PR talk is pretty meaningless.Johnson said it himself(prior to Dickey) that Morrow was the ace of the staff.
Modern pitchers include:
Jeremy Hellickson (244 career, but 2 years at 260) - Change Up thrown 29.9% of the time.
Charlie Hough - 253 BABIP, knuckleball
Matt Cain - Change up is one of his top pitches.
Shaun Marcum - 268 BABIP...and known for his change.
Jered Weaver - Change up is his next best pitch
Barry Zito - Better known for his curve, his change has been one of his best pitches. Also has played in spacious parks allowing them to cut down on the BABIP.
Ted Lilly - Another change up guy.
Johan Santana - Famous for, you guessed it, the change up.
Tim Wakefield - 274 BABIP over that time, and throws a knuckler.
There are exceptions, but generally speaking you need to have a change up or knuckleball, a pitch that can mess with a hitters timing and succeeds because of that in order to have a lower than average BABIP. Guys like Morrow who pile on the strikeouts generally aren't able to reduce the BABIP consistently.
Makes sense when you think about it - when Morrow succeeds it's by getting strikeouts, which aren't included in BABIP because it's not a ball put in play. If Morrow allows contact then the hitter gets it right on, making solid contact. A guy like Marcum doesn't allow as much "solid contact" as someone like Morrow, because the hitter is looking fastball and ends up hitting a change. Morrow doesn't change speeds as much, which is why the hitter could make more consistent/solid contact.
I don't want this to sound like Marcum or change up pitchers are better than Morrow, just that they succeed in different ways. And it's just not likely that Morrow's success will be based on posting a low BABIP. And I just don't see Morrow coming close to a 250 BABIP ever again.
Vic Mackey: You better figure out how much you hate me.
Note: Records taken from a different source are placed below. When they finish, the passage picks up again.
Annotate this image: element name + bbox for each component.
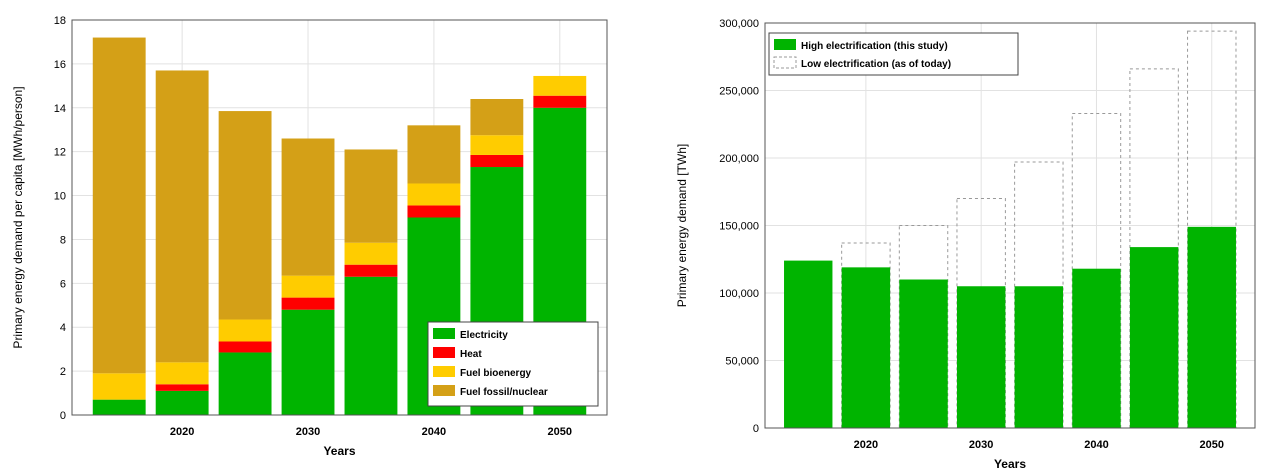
bar [784, 260, 833, 428]
bar [1129, 247, 1179, 428]
bar-segment [155, 70, 209, 363]
legend-swatch [773, 56, 797, 69]
bar-segment [407, 183, 461, 206]
bar-outline [1129, 68, 1179, 429]
legend-label: Low electrification (as of today) [801, 59, 951, 70]
y-axis-label: Primary energy demand per capita [MWh/pe… [11, 86, 25, 348]
legend-label: Electricity [460, 330, 508, 341]
x-axis-label: Years [323, 444, 355, 458]
bar [841, 267, 891, 428]
legend-label: Fuel bioenergy [460, 368, 532, 379]
y-tick-label: 50,000 [725, 356, 759, 368]
bar-segment [470, 135, 524, 155]
bar [1014, 286, 1064, 428]
legend-swatch [774, 39, 796, 50]
legend-label: Heat [460, 349, 482, 360]
y-tick-label: 10 [54, 191, 66, 203]
y-tick-label: 18 [54, 15, 66, 27]
x-tick-label: 2050 [548, 426, 572, 438]
bar-segment [92, 399, 146, 415]
bar-segment [470, 154, 524, 168]
bar-segment [470, 99, 524, 136]
bar-segment [344, 276, 398, 415]
legend-label: High electrification (this study) [801, 41, 948, 52]
x-tick-label: 2020 [170, 426, 194, 438]
bar-segment [281, 309, 335, 415]
bar-segment [344, 264, 398, 277]
bar-segment [218, 111, 272, 320]
axes-box [764, 22, 1256, 429]
bar-segment [533, 95, 587, 108]
bar-segment [155, 390, 209, 415]
y-tick-label: 2 [60, 366, 66, 378]
legend-swatch [433, 385, 455, 396]
legend-swatch [433, 328, 455, 339]
legend-swatch [433, 366, 455, 377]
bar [956, 286, 1006, 428]
per-capita-stacked-bar-chart: 0 2 4 6 8 10 12 14 16 18 2020 2030 2040 2050 Years Prim… [11, 15, 608, 458]
legend-box [768, 32, 1019, 76]
y-tick-label: 0 [60, 410, 66, 422]
y-tick-label: 12 [54, 147, 66, 159]
bar-segment [92, 373, 146, 400]
axes-box [71, 19, 608, 416]
bar-segment [281, 275, 335, 298]
bar [899, 279, 948, 428]
y-tick-label: 14 [54, 103, 66, 115]
bar-segment [344, 149, 398, 243]
x-tick-label: 2050 [1200, 439, 1224, 451]
bar [1072, 268, 1121, 428]
y-tick-label: 6 [60, 278, 66, 290]
x-tick-label: 2030 [296, 426, 320, 438]
y-tick-label: 16 [54, 59, 66, 71]
bar-segment [281, 138, 335, 276]
y-tick-label: 0 [753, 423, 759, 435]
legend-label: Fuel fossil/nuclear [460, 387, 548, 398]
y-tick-label: 200,000 [719, 153, 759, 165]
x-tick-label: 2030 [969, 439, 993, 451]
legend-swatch [433, 347, 455, 358]
bar-segment [92, 37, 146, 374]
y-tick-label: 4 [60, 322, 66, 334]
bar-segment [407, 205, 461, 218]
bar-segment [533, 75, 587, 96]
bar-segment [344, 242, 398, 265]
bar-segment [218, 352, 272, 415]
y-tick-label: 150,000 [719, 221, 759, 233]
bar-outline [898, 225, 949, 429]
x-axis-label: Years [994, 457, 1026, 471]
bar-segment [155, 362, 209, 385]
legend-box [427, 321, 599, 407]
y-tick-label: 100,000 [719, 288, 759, 300]
bar [1187, 226, 1236, 428]
y-tick-label: 300,000 [719, 18, 759, 30]
bar-segment [281, 297, 335, 310]
x-tick-label: 2040 [422, 426, 446, 438]
y-axis-label: Primary energy demand [TWh] [675, 144, 689, 307]
bar-segment [218, 341, 272, 353]
bar-segment [155, 384, 209, 391]
bar-segment [218, 319, 272, 342]
bar-segment [407, 125, 461, 184]
y-tick-label: 8 [60, 234, 66, 246]
x-tick-label: 2040 [1084, 439, 1108, 451]
y-tick-label: 250,000 [719, 86, 759, 98]
x-tick-label: 2020 [854, 439, 878, 451]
And how you're going to deal with that. 'Cause I'm not going anywhere.
This sums up every sports interview, ever.
To think we started last year with:
Carreno went to LV, Laffey came up.
I guess a little levity concerning last years staff didn't work.
Just imagine having both Morrow and JJ at the top of their game.ray:
I really don't know who would be better.
I love the mix of styles and l/r, from knuckle to RH power to LH back to RH power to another LH to knuckle. If there's any real benefit to staggering types of pitcher from day to day (not sure if it really makes any difference, kinda like overblown myth of lineup protection IMO.)
Damn April can't come fast enough.
I don't think it really makes much of a difference except in the ego department. I would give it to Johnson based on previous track record, but in the grand scheme of things it's just a number and means very little.
I will say it's a nice problem to have.
If jj's shoulder issues are behind him and his velocity ticks back up, watch out, scary stuff.